L’indennità sostitutive delle ferie ha carattere retributivo ed è soggetta a contribuzione previdenziale.
Nota a Cass. 29 maggio 2018, n. 13473
Francesca Albiniano
L’indennità erogata ai lavoratori in sostituzione delle ferie costituisce un’attribuzione patrimoniale riconosciuta a favore del lavoratore in dipendenza del rapporto di lavoro che non è ricompresa nella elencazione tassativa delle erogazioni escluse dalla contribuzione previdenziale.
Il principio è espresso dalla Corte di Cassazione (29 maggio 2018, n. 13473), la quale ha ribadito la regola dell’assoggettabilità all’imposizione contributiva dell’indennità sostitutiva delle ferie in ragione della natura retributiva di tale indennità (dovuta, come noto, in caso di cessazione del rapporto, quando il lavoratore non abbia potuto fruire delle ferie).
Nello specifico, la Corte ha confermato il suo precedente orientamento (Cass. 29 gennaio 2016, n. 1757), in base al quale: “ L’indennità sostitutiva delle ferie non godute ha natura mista, sia risarcitoria che retributiva, sicché mentre ai fini della verifica della prescrizione va ritenuto prevalente il carattere risarcitorio, volto a compensare il danno derivante dalla perdita del diritto al riposo, cui va assicurata la più ampia tutela applicando il termine ordinario decennale, la natura retributiva, quale corrispettivo dell’attività lavorativa resa in un periodo che avrebbe dovuto essere retribuito ma non lavorato, assume invece rilievo quando ne va valutata l’incidenza sul trattamento di fine rapporto, ai fini del calcolo degli accessori o dell’assoggettamento a contribuzione”.
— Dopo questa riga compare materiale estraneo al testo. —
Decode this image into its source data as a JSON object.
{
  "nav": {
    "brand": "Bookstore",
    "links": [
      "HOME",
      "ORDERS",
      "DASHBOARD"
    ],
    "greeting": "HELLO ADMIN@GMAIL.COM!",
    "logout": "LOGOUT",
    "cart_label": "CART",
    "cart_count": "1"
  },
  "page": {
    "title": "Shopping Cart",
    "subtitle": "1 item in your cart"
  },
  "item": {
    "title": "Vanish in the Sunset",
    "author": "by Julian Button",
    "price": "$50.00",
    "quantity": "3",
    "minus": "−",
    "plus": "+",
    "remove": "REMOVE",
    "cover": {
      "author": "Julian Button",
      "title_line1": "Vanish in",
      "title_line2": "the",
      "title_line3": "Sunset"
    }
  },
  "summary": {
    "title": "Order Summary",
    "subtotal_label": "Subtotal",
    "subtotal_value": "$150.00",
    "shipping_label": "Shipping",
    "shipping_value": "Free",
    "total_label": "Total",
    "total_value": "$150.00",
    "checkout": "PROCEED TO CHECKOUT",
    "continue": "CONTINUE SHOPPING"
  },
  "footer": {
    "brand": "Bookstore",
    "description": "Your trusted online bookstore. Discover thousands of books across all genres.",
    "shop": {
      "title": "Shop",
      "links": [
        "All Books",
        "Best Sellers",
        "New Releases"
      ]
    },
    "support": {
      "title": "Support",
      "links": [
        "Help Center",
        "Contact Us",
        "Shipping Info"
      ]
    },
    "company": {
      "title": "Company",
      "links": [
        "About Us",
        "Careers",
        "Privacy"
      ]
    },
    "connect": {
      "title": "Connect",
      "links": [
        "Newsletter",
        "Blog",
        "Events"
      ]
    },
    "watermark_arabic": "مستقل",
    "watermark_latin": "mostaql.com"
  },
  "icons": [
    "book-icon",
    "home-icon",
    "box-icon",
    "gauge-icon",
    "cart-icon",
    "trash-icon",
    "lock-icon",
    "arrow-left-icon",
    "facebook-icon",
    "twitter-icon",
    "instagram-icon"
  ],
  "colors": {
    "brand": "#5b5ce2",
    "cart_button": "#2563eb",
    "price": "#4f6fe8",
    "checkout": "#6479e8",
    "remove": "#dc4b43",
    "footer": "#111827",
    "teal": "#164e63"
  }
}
Il profilo parzialmente risarcitorio dell’indennità (oggi escluso dal sopravvenuto art. 10 D.LGS. n. 66/2003, come modificato dal D.LGS. n. 213/2004, in attuazione della Direttiva n. 93/104/CE) non esclude, dunque, secondo i giudici, la sua riconducibilità all’ampia nozione di retribuzione imponibile delineata dall’art. 12, L. n. 153/1969, essendo la stessa in rapporto di corrispettività con le prestazioni lavorative effettuate nel periodo di tempo che avrebbe dovuto essere dedicato al riposo, ed avendo carattere retributivo, come tale garantito dall’art. 2126 c.c. a favore delle prestazioni effettuate con violazione di norme poste a tutela del lavoratore.
L’art. 10, D.LGS. n. 66/2003 stabilisce che:
“1. Fermo restando quanto previsto dall’ articolo 2109 del codice civile, il prestatore di lavoro ha diritto ad un periodo annuale di ferie retribuite non inferiore a quattro settimane. Tale periodo, salvo quanto previsto dalla contrattazione collettiva o dalla specifica disciplina riferita alle categorie di cui all’ articolo 2, comma 2, va goduto per almeno due settimane, consecutive in caso di richiesta del lavoratore, nel corso dell’anno di maturazione e, per le restanti due settimane, nei 18 mesi successivi al termine dell’anno di maturazione.
2. Il predetto periodo minimo di quattro settimane non può essere sostituito dalla relativa indennità per ferie non godute, salvo il caso di risoluzione del rapporto di lavoro.
3. Nel caso di orario espresso come media ai sensi dell’articolo 3, comma 2, contratti collettivi stabiliscono criteri e modalità di regolazione”.